心で信じたことを公に告白する2つの儀式、それが「洗礼式」であり、「聖餐式」であると言えるだろう。

「洗礼式」は、イエス・キリストの「死と葬りと復活」を象徴した儀式であり、信仰の本質を絵画的に象徴した素晴らしい儀式である。それに対して、「聖餐式」は、イエス・キリストとの「最後の晩餐」を象徴している。そこに招かれたのは弟子たちのみであった。
その食事の後、イエス様はゲッセマネの園に出向かれ、血の汗を流し祈られた。そこで、弟子の裏切りによって捕らえられ、裁判を受け、いばらの冠をかぶせられ、40に1つ足りない鞭を受け、嘲られ、罵られ、ドロローサの道を歩まされた。

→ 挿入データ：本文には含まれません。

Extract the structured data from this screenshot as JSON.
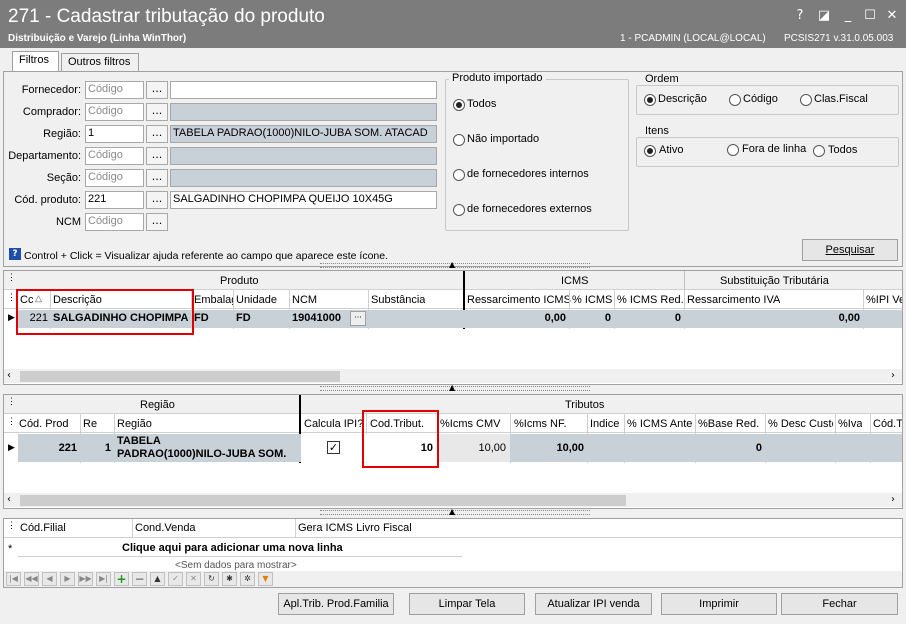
{
  "window": {
    "title": "271 - Cadastrar tributação do produto",
    "subtitle": "Distribuição e Varejo (Linha WinThor)",
    "user_info": "1 - PCADMIN (LOCAL@LOCAL)",
    "version": "PCSIS271  v.31.0.05.003",
    "controls": [
      "?",
      "◪",
      "_",
      "☐",
      "✕"
    ]
  },
  "tabs": [
    "Filtros",
    "Outros filtros"
  ],
  "filters": {
    "fornecedor": {
      "label": "Fornecedor:",
      "placeholder": "Código",
      "desc": ""
    },
    "comprador": {
      "label": "Comprador:",
      "placeholder": "Código",
      "desc": ""
    },
    "regiao": {
      "label": "Região:",
      "value": "1",
      "desc": "TABELA PADRAO(1000)NILO-JUBA SOM. ATACAD"
    },
    "departamento": {
      "label": "Departamento:",
      "placeholder": "Código",
      "desc": ""
    },
    "secao": {
      "label": "Seção:",
      "placeholder": "Código",
      "desc": ""
    },
    "cod_produto": {
      "label": "Cód. produto:",
      "value": "221",
      "desc": "SALGADINHO CHOPIMPA QUEIJO 10X45G"
    },
    "ncm": {
      "label": "NCM",
      "placeholder": "Código"
    },
    "dots": "..."
  },
  "produto_importado": {
    "title": "Produto importado",
    "options": [
      "Todos",
      "Não importado",
      "de fornecedores internos",
      "de fornecedores externos"
    ],
    "selected": "Todos"
  },
  "ordem": {
    "title": "Ordem",
    "options": [
      "Descrição",
      "Código",
      "Clas.Fiscal"
    ],
    "selected": "Descrição"
  },
  "itens": {
    "title": "Itens",
    "options": [
      "Ativo",
      "Fora de linha",
      "Todos"
    ],
    "selected": "Ativo"
  },
  "help_text": "Control + Click = Visualizar ajuda referente ao campo que aparece este ícone.",
  "pesquisar_label": "Pesquisar",
  "grid1": {
    "bands": [
      "Produto",
      "ICMS",
      "Substituição Tributária"
    ],
    "columns": [
      "Cc",
      "Descrição",
      "Embalag",
      "Unidade",
      "NCM",
      "Substância",
      "Ressarcimento ICMS",
      "% ICMS",
      "% ICMS Red.",
      "Ressarcimento IVA",
      "%IPI Ve"
    ],
    "row": {
      "cod": "221",
      "descricao": "SALGADINHO CHOPIMPA",
      "embalagem": "FD",
      "unidade": "FD",
      "ncm": "19041000",
      "ncm_btn": "···",
      "substancia": "",
      "ress_icms": "0,00",
      "pct_icms": "0",
      "pct_icms_red": "0",
      "ress_iva": "0,00",
      "ipi": ""
    }
  },
  "grid2": {
    "bands": [
      "Região",
      "Tributos"
    ],
    "columns": [
      "Cód. Prod",
      "Re",
      "Região",
      "Calcula IPI?",
      "Cod.Tribut.",
      "%Icms CMV",
      "%Icms NF.",
      "Indice",
      "% ICMS Ante",
      "%Base Red.",
      "% Desc Custo",
      "%Iva",
      "Cód.T"
    ],
    "row": {
      "cod": "221",
      "re": "1",
      "regiao_l1": "TABELA",
      "regiao_l2": "PADRAO(1000)NILO-JUBA SOM.",
      "calcula_ipi": "✓",
      "cod_tribut": "10",
      "icms_cmv": "10,00",
      "icms_nf": "10,00",
      "indice": "",
      "icms_ante": "",
      "base_red": "0",
      "desc_custo": "",
      "iva": "",
      "cod_t": ""
    }
  },
  "grid3": {
    "columns": [
      "Cód.Filial",
      "Cond.Venda",
      "Gera ICMS Livro Fiscal"
    ],
    "new_row": "Clique aqui para adicionar uma nova linha",
    "empty": "<Sem dados para mostrar>",
    "indicator": "*"
  },
  "buttons": {
    "apl_trib": "Apl.Trib. Prod.Familia",
    "limpar": "Limpar Tela",
    "atualizar": "Atualizar IPI venda",
    "imprimir": "Imprimir",
    "fechar": "Fechar"
  },
  "colors": {
    "titlebar": "#7c7c7c",
    "highlight": "#e00000",
    "readonly": "#c8d0d8",
    "row_selected": "#c8d0d8"
  }
}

その当時、最も過酷で悲惨な十字架刑に処せられた。釘で打ち付けられ、強盗と共に、肉体的精神的、霊的な苦しみを味あわれた。その時裂かれた肉体と流された血を象徴して受ける儀式が「聖餐式」なのである。
決して軽々しく行ってはならないし、誰でも受けても良い式ではない。

主イエス・キリストへの信仰は「幼子のような信仰」でも良い。しかし、パウロが手紙に記しているような「福音」の深さ、豊かさを、学び理解することを怠ってはならない。その信仰の1番基本であって大切なのが「洗礼式」と「聖餐式」なのである。

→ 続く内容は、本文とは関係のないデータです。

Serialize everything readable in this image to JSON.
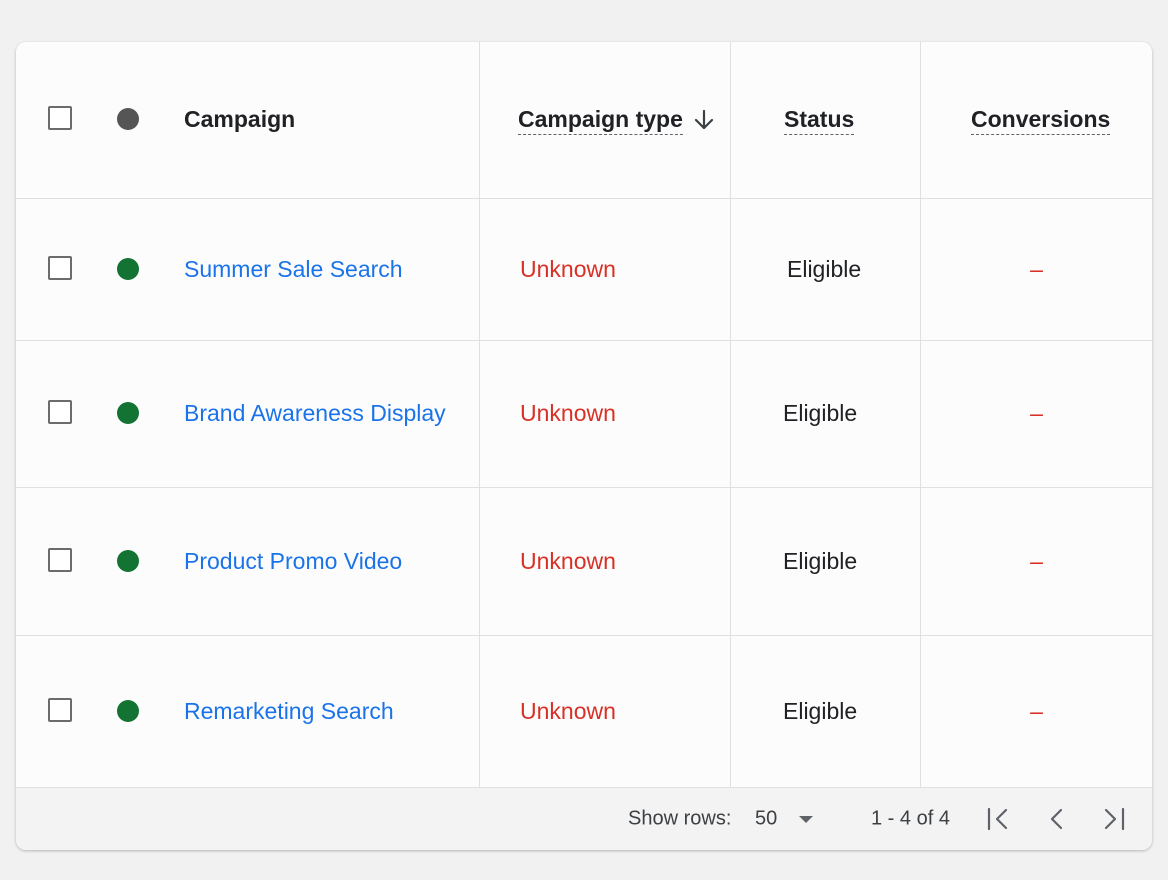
{
  "header": {
    "campaign": "Campaign",
    "campaign_type": "Campaign type",
    "status": "Status",
    "conversions": "Conversions",
    "sort_icon": "arrow-down-icon"
  },
  "rows": [
    {
      "campaign": "Summer Sale Search",
      "type": "Unknown",
      "status": "Eligible",
      "conversions": "–"
    },
    {
      "campaign": "Brand Awareness Display",
      "type": "Unknown",
      "status": "Eligible",
      "conversions": "–"
    },
    {
      "campaign": "Product Promo Video",
      "type": "Unknown",
      "status": "Eligible",
      "conversions": "–"
    },
    {
      "campaign": "Remarketing Search",
      "type": "Unknown",
      "status": "Eligible",
      "conversions": "–"
    }
  ],
  "footer": {
    "show_rows_label": "Show rows:",
    "rows_value": "50",
    "range": "1 - 4 of 4",
    "icons": [
      "dropdown-arrow-icon",
      "first-page-icon",
      "previous-page-icon",
      "last-page-icon"
    ]
  },
  "colors": {
    "link": "#1a73e8",
    "error": "#d93025",
    "status_dot": "#137333",
    "header_dot": "#555555"
  }
}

海に浮かぶ氷山のほとんどが海の中に存在するように、私たちが学ぶべき福音の本質は巨大なものである。
10:16 a「私たちが祝福する祝福の盃は、キリストの血にあずかることではありませんか。」
私たちが目にして手に取るのは「イエス・キリストの血」を象徴する「ブドウジュースの杯」である。しかし、その一杯の小さなジュースには、巨大な福音理解を抱えている。

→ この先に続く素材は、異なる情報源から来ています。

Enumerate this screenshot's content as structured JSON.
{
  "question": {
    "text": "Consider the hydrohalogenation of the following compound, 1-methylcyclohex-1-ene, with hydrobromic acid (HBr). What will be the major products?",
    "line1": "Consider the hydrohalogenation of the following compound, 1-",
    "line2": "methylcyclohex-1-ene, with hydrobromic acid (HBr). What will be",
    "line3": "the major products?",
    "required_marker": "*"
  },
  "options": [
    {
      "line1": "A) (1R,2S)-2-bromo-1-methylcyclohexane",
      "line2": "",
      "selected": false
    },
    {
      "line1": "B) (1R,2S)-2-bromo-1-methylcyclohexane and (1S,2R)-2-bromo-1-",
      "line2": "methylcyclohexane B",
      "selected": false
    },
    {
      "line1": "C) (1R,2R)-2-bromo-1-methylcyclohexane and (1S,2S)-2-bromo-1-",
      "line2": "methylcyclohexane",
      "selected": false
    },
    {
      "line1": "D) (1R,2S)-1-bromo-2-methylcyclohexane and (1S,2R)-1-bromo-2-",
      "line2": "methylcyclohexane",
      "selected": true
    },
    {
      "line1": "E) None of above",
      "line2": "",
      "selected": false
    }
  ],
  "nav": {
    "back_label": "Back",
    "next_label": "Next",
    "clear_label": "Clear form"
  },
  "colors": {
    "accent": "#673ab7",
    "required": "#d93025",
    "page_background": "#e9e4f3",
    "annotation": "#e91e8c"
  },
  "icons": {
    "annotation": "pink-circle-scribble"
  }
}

ローマ1,2章には「死と滅び」に直面した私たちの姿が描かれている。また、3~5章には「キリストの犠牲による贖罪の御業とその価値」が描かれており、私たちはその小さな杯によって、福音の全体を味わうことが出来る。

10:16 b 「私たちの裂くパンは、キリストのからだにあずかることではありませんか。」
ローマ6~8章には、キリストと共に十字架につけられたことにより、「罪の力から解放された」こと、「律法から解放された」こと、いのちの御霊により「罪と死の法則から解放された」こと、イエスが死からよみがえらせられたように、「私たちもよみがえらせられるように生かされる」こと、内住の御霊が、キリストに復活のからだ、栄光のからだを与えられたように、私たちも「復活のからだ、栄光のからだが与えられる」ことを意味している。

10:17 「パンは1つですから、私たちは、多数であっても、1つのからだです。それは、みなの者がともに1つのパンを食べるからです。」
もともと1つのパンであった物を、私たちがいただく。キリストのからだを象徴するパンをいただくことには、私たちが神の御霊を宿しているという意味がある。1人ひとりはキリストを頭とするいろんな器官であって、責任ある教会員である。
「キリストのからだにあずかる」ということは、深い大きな意味を持っているのである。